Implications and Theoretical Insights
The explicit division between geometric adaptation (via-point-conditioned ProMPs) and policy residual refinement optimizes both robustness and adaptability. Integrating policy learning in trajectory-parameter space enforces global smoothness, directly addressing high-frequency instability intrinsic to step-wise RL. The energy-tank mechanism, acting at execution time, ensures hard constraints on system passivity and energy exchange, functioning as a global safety filter.

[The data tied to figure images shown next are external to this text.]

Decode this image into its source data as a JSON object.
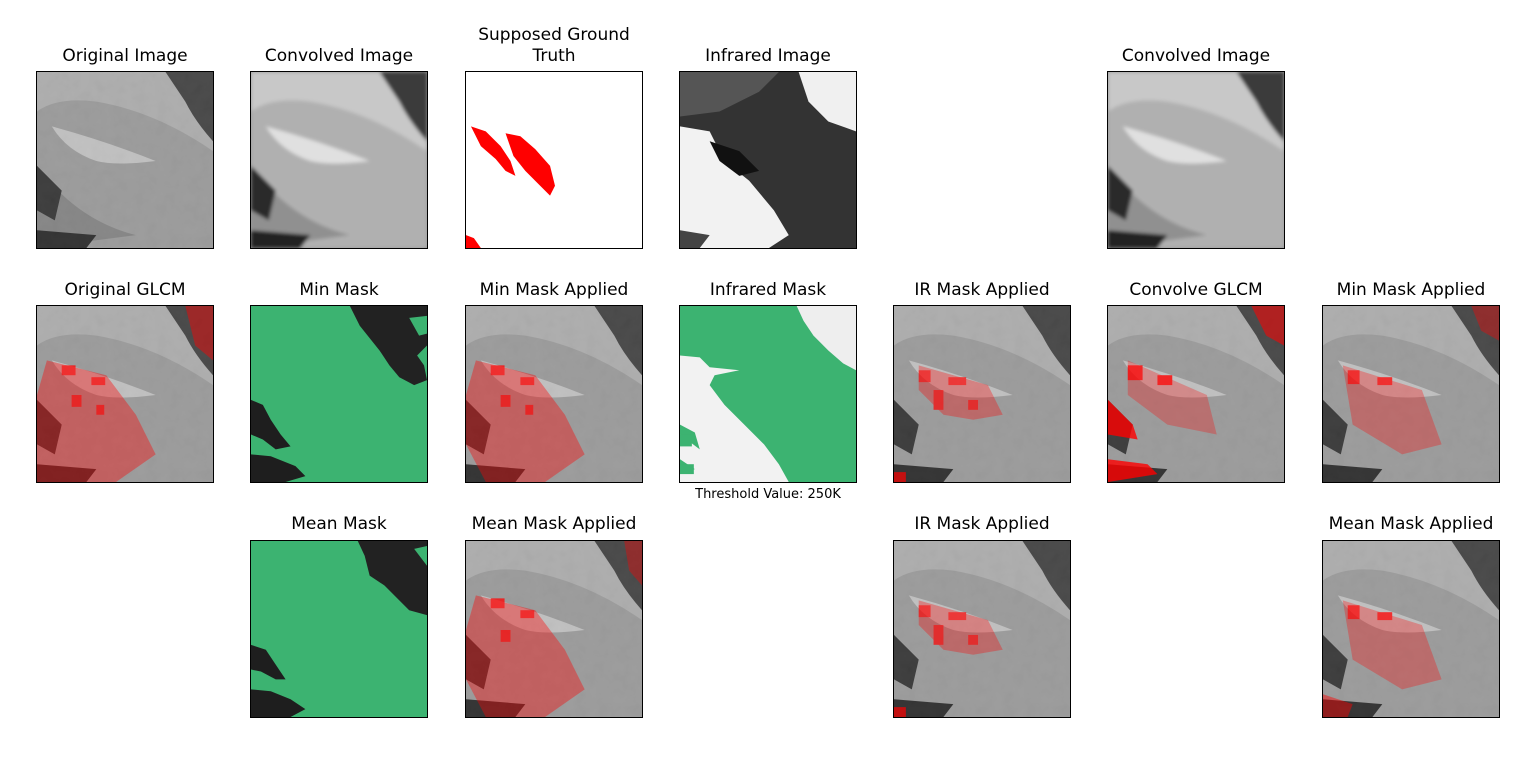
{
  "panels": {
    "r1c1": {
      "title": "Original Image"
    },
    "r1c2": {
      "title": "Convolved Image"
    },
    "r1c3": {
      "title_line1": "Supposed Ground",
      "title_line2": "Truth"
    },
    "r1c4": {
      "title": "Infrared Image"
    },
    "r1c6": {
      "title": "Convolved Image"
    },
    "r2c1": {
      "title": "Original GLCM"
    },
    "r2c2": {
      "title": "Min Mask"
    },
    "r2c3": {
      "title": "Min Mask Applied"
    },
    "r2c4": {
      "title": "Infrared Mask",
      "caption": "Threshold Value: 250K"
    },
    "r2c5": {
      "title": "IR Mask Applied"
    },
    "r2c6": {
      "title": "Convolve GLCM"
    },
    "r2c7": {
      "title": "Min Mask Applied"
    },
    "r3c2": {
      "title": "Mean Mask"
    },
    "r3c3": {
      "title": "Mean Mask Applied"
    },
    "r3c5": {
      "title": "IR Mask Applied"
    },
    "r3c7": {
      "title": "Mean Mask Applied"
    }
  },
  "colors": {
    "mask_green": "#3cb371",
    "highlight_red": "#ff0000",
    "cloud_gray": "#b4b4b4",
    "shadow_dark": "#1e1e1e"
  }
}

This approach permits safe real-world exploration without iterative retuning or reward hacking, crucial for scalable application in uncertain contact-dense domains.
Theoretically, the synthesis of trajectory-level priors and RL-driven exploration under a strict energy-aware regime demonstrates that contact-rich RL can achieve both high generalization and strong safety guarantees, which have been historically in tension. The framework's ability to transfer policies across tasks and hardware platforms without finetuning is a practical manifestation of this convergence.
Future Directions
While effective, the conservative nature of a fixed-budget energy-tank can restrict certain aspects of performance, particularly in highly dynamic or long-horizon tasks where adaptive energy management is desirable. Future research could incorporate context-sensitive tank sizing, hierarchical or mixture-of-primitive trajectory priors for enhanced expressivity, and integration with multimodal sensing to further close the sim-to-real gap. Combining this paradigm with model-based RL, differentiable simulation, or hybrid residual learning policies may also unlock new levels of autonomy and safety in high-DOF, multi-contact manipulation tasks.
Conclusion
This work presents a technically rigorous and practically validated framework for contact-safe RL, uniting ProMP-based trajectory parameterization, PPO-driven policy refinement in weight space, and energy-tank passivity enforcement. The results substantiate that structure-aware, energy-constrained RL policies achieve superior success rates, safety, and robustness in contact-rich environments, supporting both theoretical and practical advances in autonomous robot manipulation. The approach lays a solid foundation for scalable, safe, and generalizable deployment of RL in real-world contact-rich settings (2511.13459).